Lost in a my loss of of opportunity to learn more about who I am, where I come from… It’s so hard to describe the mixed race experience to people if they have no connection to it. I guess in some ways it lies alongside the immigrant one. I was speaking to a friend of mine recently who has to wait til next year before he can apply to be a UK citizen and listening to his frustration at not feeling like he’s settled or fully accepted felt familiar. Don’t get me wrong, I am in a much stronger position than he in terms of stability and work options – it’s that lack of belonging that I related to.
And why is that? Why do I feel so uncertain of my place? I was born in London, raised in Wales and Bristol. I have a home here. My life is here and yet still I feel so frustratingly separate. Code switching during various interactions, checking my behaviour to make sure it doesn’t catch a nervous look, trying to contain parts of who I am – it is exhausting. I try really hard to be my authentic self in every situation I’m in and not pander, but sometimes I do without realising.

I didn’t even realise what this feeling was until I went to Ghana. I don’t have as many friends of colour as I would like; few Nigerian ones (I am actively looking though soooo holla at your girl!) and have predominantly moved in white spaces so I find myself limited. I was actually mortified when someone said to me recently…wait, your Nigerian? So why don’t you know anything, you seem like the kind of person who would be interested in their heritage. (Cue heart breaking within chest). I’m so embarrassed to not know anything about myself. I consider it…myself an utter failure because of it. The part of me that removes me from the place I was born in is the exact thing I know nothing about.

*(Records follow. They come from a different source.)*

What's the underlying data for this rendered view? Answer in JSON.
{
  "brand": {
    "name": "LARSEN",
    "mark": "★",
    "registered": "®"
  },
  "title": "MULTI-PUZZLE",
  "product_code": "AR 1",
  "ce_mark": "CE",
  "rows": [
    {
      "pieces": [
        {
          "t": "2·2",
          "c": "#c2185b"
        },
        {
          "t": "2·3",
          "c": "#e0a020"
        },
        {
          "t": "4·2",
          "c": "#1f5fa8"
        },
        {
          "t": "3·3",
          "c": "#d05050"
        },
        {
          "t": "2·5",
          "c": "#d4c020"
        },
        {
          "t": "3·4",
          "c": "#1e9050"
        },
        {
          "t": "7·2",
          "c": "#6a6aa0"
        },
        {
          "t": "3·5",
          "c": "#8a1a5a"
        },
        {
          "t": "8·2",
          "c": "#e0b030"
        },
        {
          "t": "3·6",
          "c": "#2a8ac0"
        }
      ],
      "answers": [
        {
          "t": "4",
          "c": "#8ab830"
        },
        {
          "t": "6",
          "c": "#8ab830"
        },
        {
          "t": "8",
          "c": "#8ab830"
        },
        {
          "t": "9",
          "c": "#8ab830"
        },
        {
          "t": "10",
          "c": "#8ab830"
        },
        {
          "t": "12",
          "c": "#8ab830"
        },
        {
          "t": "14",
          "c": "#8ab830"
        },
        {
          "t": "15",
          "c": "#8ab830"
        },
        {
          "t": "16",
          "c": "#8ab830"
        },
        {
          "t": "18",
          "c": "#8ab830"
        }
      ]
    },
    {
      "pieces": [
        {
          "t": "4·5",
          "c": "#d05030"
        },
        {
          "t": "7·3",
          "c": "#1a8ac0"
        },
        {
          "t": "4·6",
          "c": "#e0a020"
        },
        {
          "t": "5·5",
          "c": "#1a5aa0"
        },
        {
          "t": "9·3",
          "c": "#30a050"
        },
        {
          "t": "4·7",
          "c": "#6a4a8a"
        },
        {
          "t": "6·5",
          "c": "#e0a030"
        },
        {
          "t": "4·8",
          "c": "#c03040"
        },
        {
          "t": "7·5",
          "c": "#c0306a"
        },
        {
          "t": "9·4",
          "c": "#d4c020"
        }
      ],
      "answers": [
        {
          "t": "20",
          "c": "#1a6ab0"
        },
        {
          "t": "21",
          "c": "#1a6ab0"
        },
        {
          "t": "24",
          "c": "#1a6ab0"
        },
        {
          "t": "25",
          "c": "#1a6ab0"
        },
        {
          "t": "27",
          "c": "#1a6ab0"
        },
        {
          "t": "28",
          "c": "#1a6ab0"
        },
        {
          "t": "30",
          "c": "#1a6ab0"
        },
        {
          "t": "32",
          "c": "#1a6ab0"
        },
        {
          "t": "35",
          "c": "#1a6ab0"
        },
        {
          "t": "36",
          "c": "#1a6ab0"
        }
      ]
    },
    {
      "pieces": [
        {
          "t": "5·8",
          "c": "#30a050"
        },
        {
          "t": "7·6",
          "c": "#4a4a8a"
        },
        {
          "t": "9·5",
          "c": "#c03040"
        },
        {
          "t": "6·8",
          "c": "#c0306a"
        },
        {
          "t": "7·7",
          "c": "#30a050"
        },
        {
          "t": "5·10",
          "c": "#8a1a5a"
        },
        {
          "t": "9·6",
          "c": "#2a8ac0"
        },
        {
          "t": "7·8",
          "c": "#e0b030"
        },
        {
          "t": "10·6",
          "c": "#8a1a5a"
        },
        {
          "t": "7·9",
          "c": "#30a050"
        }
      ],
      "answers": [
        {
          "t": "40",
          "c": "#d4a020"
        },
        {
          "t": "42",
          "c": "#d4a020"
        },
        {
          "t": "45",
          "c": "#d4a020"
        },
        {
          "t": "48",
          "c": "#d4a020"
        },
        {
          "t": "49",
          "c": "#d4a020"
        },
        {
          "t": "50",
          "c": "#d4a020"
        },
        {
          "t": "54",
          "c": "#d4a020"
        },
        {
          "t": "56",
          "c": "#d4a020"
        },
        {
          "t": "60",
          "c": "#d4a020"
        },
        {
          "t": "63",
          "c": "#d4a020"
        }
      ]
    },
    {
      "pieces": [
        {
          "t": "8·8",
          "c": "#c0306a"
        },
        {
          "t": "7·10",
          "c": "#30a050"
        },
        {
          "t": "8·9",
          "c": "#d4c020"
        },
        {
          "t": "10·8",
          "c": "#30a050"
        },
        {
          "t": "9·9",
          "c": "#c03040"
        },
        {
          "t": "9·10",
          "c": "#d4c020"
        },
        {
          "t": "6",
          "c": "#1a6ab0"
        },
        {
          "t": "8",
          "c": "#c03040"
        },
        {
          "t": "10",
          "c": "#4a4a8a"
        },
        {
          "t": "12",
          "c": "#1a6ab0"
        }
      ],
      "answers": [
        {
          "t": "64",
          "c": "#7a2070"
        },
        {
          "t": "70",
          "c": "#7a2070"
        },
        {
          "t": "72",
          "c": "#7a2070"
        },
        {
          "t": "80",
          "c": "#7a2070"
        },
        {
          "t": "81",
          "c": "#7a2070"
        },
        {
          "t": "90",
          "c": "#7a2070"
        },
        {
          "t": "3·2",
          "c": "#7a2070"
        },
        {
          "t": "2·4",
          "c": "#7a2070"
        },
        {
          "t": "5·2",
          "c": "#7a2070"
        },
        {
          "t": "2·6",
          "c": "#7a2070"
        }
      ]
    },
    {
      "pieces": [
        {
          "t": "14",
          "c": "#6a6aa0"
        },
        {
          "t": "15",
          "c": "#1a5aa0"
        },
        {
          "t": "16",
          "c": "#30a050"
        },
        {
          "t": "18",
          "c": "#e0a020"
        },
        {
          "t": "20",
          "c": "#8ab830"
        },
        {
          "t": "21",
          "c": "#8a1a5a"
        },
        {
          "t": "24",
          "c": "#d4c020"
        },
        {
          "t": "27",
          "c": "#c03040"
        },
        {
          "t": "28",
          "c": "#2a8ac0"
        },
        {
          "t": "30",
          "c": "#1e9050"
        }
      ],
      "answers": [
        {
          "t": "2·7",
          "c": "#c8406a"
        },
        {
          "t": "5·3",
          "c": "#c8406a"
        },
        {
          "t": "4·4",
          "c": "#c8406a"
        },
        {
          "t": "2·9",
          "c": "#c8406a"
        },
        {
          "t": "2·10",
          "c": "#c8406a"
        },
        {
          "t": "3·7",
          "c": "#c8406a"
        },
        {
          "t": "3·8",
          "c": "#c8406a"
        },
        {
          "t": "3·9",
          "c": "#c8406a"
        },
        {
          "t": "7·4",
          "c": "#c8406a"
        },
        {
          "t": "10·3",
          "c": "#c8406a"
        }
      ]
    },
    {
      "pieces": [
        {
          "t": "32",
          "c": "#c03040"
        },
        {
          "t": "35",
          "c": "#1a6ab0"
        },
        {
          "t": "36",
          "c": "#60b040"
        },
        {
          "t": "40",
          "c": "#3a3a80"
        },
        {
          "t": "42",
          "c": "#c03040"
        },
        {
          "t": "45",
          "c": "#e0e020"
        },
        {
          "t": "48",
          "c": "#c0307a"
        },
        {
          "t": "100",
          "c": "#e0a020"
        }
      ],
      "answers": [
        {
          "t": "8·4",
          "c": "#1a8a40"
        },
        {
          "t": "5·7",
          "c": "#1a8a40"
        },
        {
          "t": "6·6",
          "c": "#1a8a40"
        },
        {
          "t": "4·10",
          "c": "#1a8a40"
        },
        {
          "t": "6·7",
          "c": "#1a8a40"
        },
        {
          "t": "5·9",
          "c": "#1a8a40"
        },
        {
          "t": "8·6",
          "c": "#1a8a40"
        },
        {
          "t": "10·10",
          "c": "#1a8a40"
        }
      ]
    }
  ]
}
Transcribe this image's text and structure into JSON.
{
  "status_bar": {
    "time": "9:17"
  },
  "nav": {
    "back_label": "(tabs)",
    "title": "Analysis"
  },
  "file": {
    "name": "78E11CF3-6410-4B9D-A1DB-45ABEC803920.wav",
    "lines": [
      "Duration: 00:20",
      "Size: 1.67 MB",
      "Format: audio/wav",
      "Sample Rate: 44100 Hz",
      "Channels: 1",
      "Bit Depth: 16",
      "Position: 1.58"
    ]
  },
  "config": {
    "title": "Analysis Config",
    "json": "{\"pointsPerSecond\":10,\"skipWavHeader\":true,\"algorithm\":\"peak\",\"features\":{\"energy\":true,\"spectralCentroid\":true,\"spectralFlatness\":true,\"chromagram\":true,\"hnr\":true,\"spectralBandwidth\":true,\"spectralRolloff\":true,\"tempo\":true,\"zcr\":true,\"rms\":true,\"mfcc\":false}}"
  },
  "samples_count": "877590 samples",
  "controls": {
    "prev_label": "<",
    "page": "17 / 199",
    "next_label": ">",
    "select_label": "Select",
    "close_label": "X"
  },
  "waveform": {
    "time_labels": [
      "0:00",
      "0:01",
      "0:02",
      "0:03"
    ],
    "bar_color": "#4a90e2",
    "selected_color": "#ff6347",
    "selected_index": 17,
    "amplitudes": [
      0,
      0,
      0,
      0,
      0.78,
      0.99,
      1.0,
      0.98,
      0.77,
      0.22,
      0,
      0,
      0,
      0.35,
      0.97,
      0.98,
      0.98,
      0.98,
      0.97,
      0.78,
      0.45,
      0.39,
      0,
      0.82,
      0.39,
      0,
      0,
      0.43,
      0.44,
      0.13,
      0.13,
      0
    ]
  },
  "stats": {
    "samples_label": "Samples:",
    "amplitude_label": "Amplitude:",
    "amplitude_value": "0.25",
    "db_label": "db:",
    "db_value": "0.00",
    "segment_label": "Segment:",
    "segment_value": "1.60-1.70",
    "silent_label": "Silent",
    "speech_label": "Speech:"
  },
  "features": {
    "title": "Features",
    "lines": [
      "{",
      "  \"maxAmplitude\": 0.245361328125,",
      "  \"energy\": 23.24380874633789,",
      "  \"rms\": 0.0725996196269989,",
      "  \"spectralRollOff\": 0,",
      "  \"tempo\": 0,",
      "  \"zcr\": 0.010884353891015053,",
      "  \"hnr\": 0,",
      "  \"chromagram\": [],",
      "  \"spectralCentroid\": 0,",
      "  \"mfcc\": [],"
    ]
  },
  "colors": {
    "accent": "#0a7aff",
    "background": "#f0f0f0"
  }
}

That is what this trip meant to me. I wanted to document every feeling, every food, every traditional story. The dancing, the music, the mannerisms, I wanted to drink it all up and soak it into my bones and come back and share as much of it as possible because I know I’m not alone in this feeling. I know there are others having this same experience, on this same journey, with the same questions as me and I wanted to bring back some distant echoes of understanding.
So yes, my fingers have been bitten down to the nib with stress. I have a pit in my stomach that won’t go away and I feel like this screw up has let down any potential person that my trip might have been helpful to (Lol, ideas of grandeur much?!)
However, I am going to rope swing from that slim silver lining and look at these impromptu free days as a Ngaio holiday where I can spend my days reading, writing and getting ready for the next adventure.

If anyone reading this has any Yoruba/Igbo stories / links / books / recipes / people / podcasts / symbols / fabrics that I should check out please please share. I may not be in Nigeria yet but it doesn’t mean I can’t piece together some cultural understanding over the next few months. Everything I do devour on this little journey of self understanding I will write about. That will be my challenge – so if I don’t write for a while, poke me.
I begin this personal journey by finishing Black and British: A Forgotten History by David Olusoga.